Back in issue #422 (2002) I did a two pager called “A MAD Peek Behind the Scenes on the Set of the Sopranos“. This was the first “Behind the Scenes of…” feature I did, and have since done several. They consist of a big single scene, usually from above looking down, full of caricatures of the actors from the show, and sometimes the writers, directors and other creators. This one obviously was of the Sopranos, a show I had been a fan of since I did a parody of it for Cracked. I had a lot of fun doing the art and caricaturing all the actors, a total of 21 including creator David Chase. A few months after the issue came out, I was contacted by one of the producers of the show, Terry Winter, about getting the original and some prints for the cast. I really wanted to get a few signatures of any of the cast members on a print for myself, but unfortunately by the time the prints were done the show’s season had wrapped and it would be 18 months before they got back to filming. I thought that was the end of it, but Terry told me to send him the print anyway and he’d see what he could do.
18 months later, I got an e-mail from Terry saying he was sending out the print. A few days later I got the package from him, containing this:
Signed by no less than 10 cast members including James Gandlofini, Steve Van Zandt, Michael Imperioli, Dominic Chianese, Tony Sirico, Lorraine Bracco, Aido Tuturro, Steven Schirripa and David Chase. He also sent me a copy of the magazine he had signed at a different time which included signatures by Drea De Matteo.
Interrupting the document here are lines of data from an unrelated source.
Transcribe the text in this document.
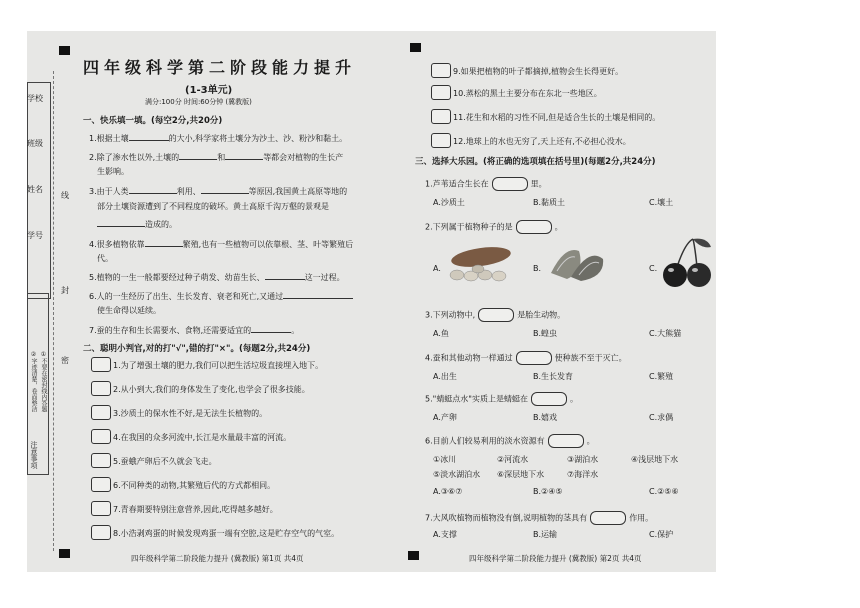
学校
班级
姓名
学号
线
封
密
注意事项
①不要在密封线内答题
②字迹清楚，卷面整洁
四年级科学第二阶段能力提升
(1-3单元)
满分:100分 时间:60分钟 (冀教版)
一、快乐填一填。(每空2分,共20分)
1.根据土壤	的大小,科学家将土壤分为沙土、沙、粉沙和黏土。
2.除了渗水性以外,土壤的	和	等都会对植物的生长产
生影响。
3.由于人类	利用、	等原因,我国黄土高原等地的
部分土壤资源遭到了不同程度的破坏。黄土高原千沟万壑的景观是
造成的。
4.很多植物依靠	繁殖,也有一些植物可以依靠根、茎、叶等繁殖后
代。
5.植物的一生一般都要经过种子萌发、幼苗生长、	这一过程。
6.人的一生经历了出生、生长发育、衰老和死亡,又通过
使生命得以延续。
7.蚕的生存和生长需要水、食物,还需要适宜的	。
二、聪明小判官,对的打"√",错的打"×"。(每题2分,共24分)
1.为了增强土壤的肥力,我们可以把生活垃圾直接埋入地下。
2.从小到大,我们的身体发生了变化,也学会了很多技能。
3.沙质土的保水性不好,是无法生长植物的。
4.在我国的众多河流中,长江是水量最丰富的河流。
5.蚕蛾产卵后不久就会飞走。
6.不同种类的动物,其繁殖后代的方式都相同。
7.青春期要特别注意营养,因此,吃得越多越好。
8.小浩剥鸡蛋的时候发现鸡蛋一端有空腔,这是贮存空气的气室。
四年级科学第二阶段能力提升 (冀教版) 第1页 共4页
9.如果把植物的叶子都摘掉,植物会生长得更好。
10.蒸松的黑土主要分布在东北一些地区。
11.花生和水稻的习性不同,但是适合生长的土壤是相同的。
12.地球上的水也无穷了,天上还有,不必担心没水。
三、选择大乐园。(将正确的选项填在括号里)(每题2分,共24分)
1.芦苇适合生长在	里。
A.沙质土	B.黏质土	C.壤土
2.下列属于植物种子的是	。
A.	B.	C.
3.下列动物中,	是胎生动物。
A.鱼	B.蝗虫	C.大熊猫
4.蚕和其他动物一样通过	使种族不至于灭亡。
A.出生	B.生长发育	C.繁殖
5."蜻蜓点水"实质上是蜻蜓在	。
A.产卵	B.嬉戏	C.求偶
6.目前人们较易利用的淡水资源有	。
①冰川	②河流水	③湖泊水	④浅层地下水
⑤淡水湖泊水 ⑥深层地下水	⑦海洋水
A.③⑥⑦	B.②④⑤	C.②⑤⑥
7.大风吹植物而植物没有倒,说明植物的茎具有	作用。
A.支撑	B.运输	C.保护
四年级科学第二阶段能力提升 (冀教版) 第2页 共4页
Jamie-Lynn Sigler, Edie Falco and others. I wasted no time in framing this print and putting it on the Wall of Shame. Terry really went out of his way to do this for me, especially after a year and a half had gone by. This signature and the added “comment” is my favorite part of the whole thing (sorry for the off-focus):
I though that was appropriate coming from “Tony Soprano” himself! I’ll post some of my other treasures in the future.